The Defendant (and in some cases, the Plaintiff or Plaintiff's counsel) than contacts annuity issuers to determine what terms are available to pay the potential settlement.


The arrangement by which a civil lawsuit is settled in the above referenced matter is referred to in the United States as a “structured settlement”. This mechanism can be utilized to settle cases as wide ranging as a dog bite cases to a significant medical malpractice or product liability lawsuits.

In this vein, the financial payout could be for a one time lump sum payment 5, 10, 15 or even 30 years from the date of the settlement or significant monthly payments to compensate for a serious injury. Once the parties agree to terms and the financial terms are locked in and the Plaintiff and Defendant cannot mutually modify them.

Since the financial terms are “locked in” and the parties cannot modify them once the funding mechanism is issued, a secondary market has been created by which the Plaintiff (now the “Payee”) can locate factoring companies that are willing to buy some or all of deferred income for an immediate lump sum.

The creation of this marketplace is a natural outgrowth of the process as when one agrees to a specific payment stream for the future, their circumstances may change requiring a need for a lump sum. For example, a 20 year old that agreed to a monthly payment stream may decide 10 years into receiving that stream that he or she would prefer to liquidate some or all of the annuity in order to acquire the funds needed to buy a house.


Buy a house

How is the Assignment Accomplished if an Individual is EXPAT No Longer Living in the United States?

In order to protect the consumer and ensure that the liquidation of deferred income was set up fairly, the U.S. Congress enacted a law that provided that these structured settlement payments could be liquidated if the individual states passed laws that governed the process and ensured that the liquidation was in the best interest of the payee.

This law impacts not just current people living in the United States by also a person living in a foreign country.
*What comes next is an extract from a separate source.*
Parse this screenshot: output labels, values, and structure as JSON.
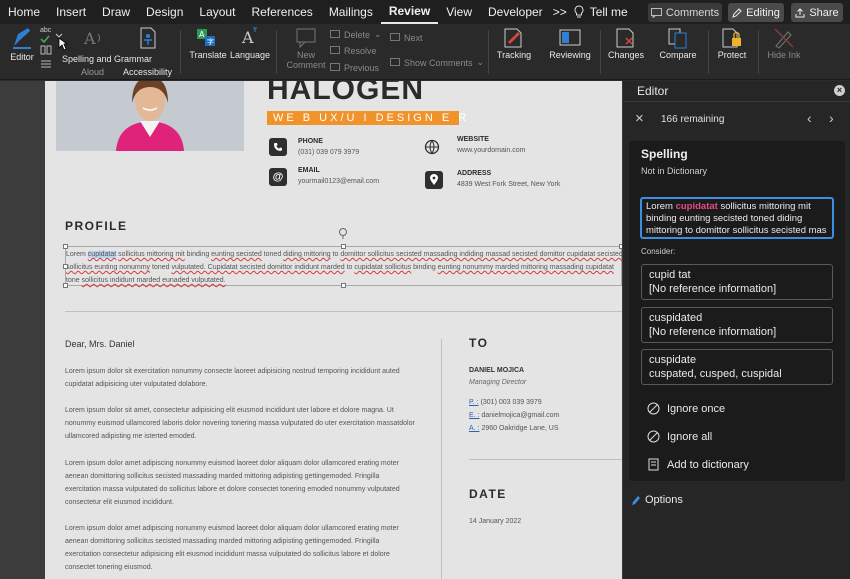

These laws detail disclosure periods, what a judge must find prior to authorization the sale of some or all of the annuity and who must get notice of the proposed transaction.

Generally speaking, the law of the state where a person resides governs. If a recipient of a deferred financial product is no longer living in the United States it is not entirely clear what law governs, but a solid argument could be made that it should be the law where the annuity issuer is domiciled.

By way of example, if a person is receiving an annuity from Metropolitan Life Insurance Company and is living abroad, it may be appropriate that the transaction be documented under the laws of the State of New York and filed in New York as the Metropolitan Life Insurance Company is domiciled there.


Central Park New York

Who are these Financial Products being Re-Assigned To?
While the payee of the annuity contracts with a factoring company it is rarely the factoring company that “buys” or gets the “assignment” of the income stream. Instead, these factoring companies merely act as brokers and after they agree purchase an income stream they find a willing assignee of the stream and the factoring company agrees to receive a lump sum.

In other words, the factoring company accepts a lump sum greater than the amount they agreed to pay the Payee and that difference represents the factoring company's profit.

In the past, most of the buyers/assignees of these re-assigned structured settlement payments were large international institutions including banks like Deutsche Bank, DZ Bank, etc.

Nowadays many of these payments are still assigned to large institutions, but a market has arisen whereby private individuals in the United States and abroad have contracted to purchase payments in the secondary market. Regardless of the location or type of “buyer” or “assignee” of the deferred income, the laws of the United States and the state where the Payee or annuity issuer is domiciled controls the process.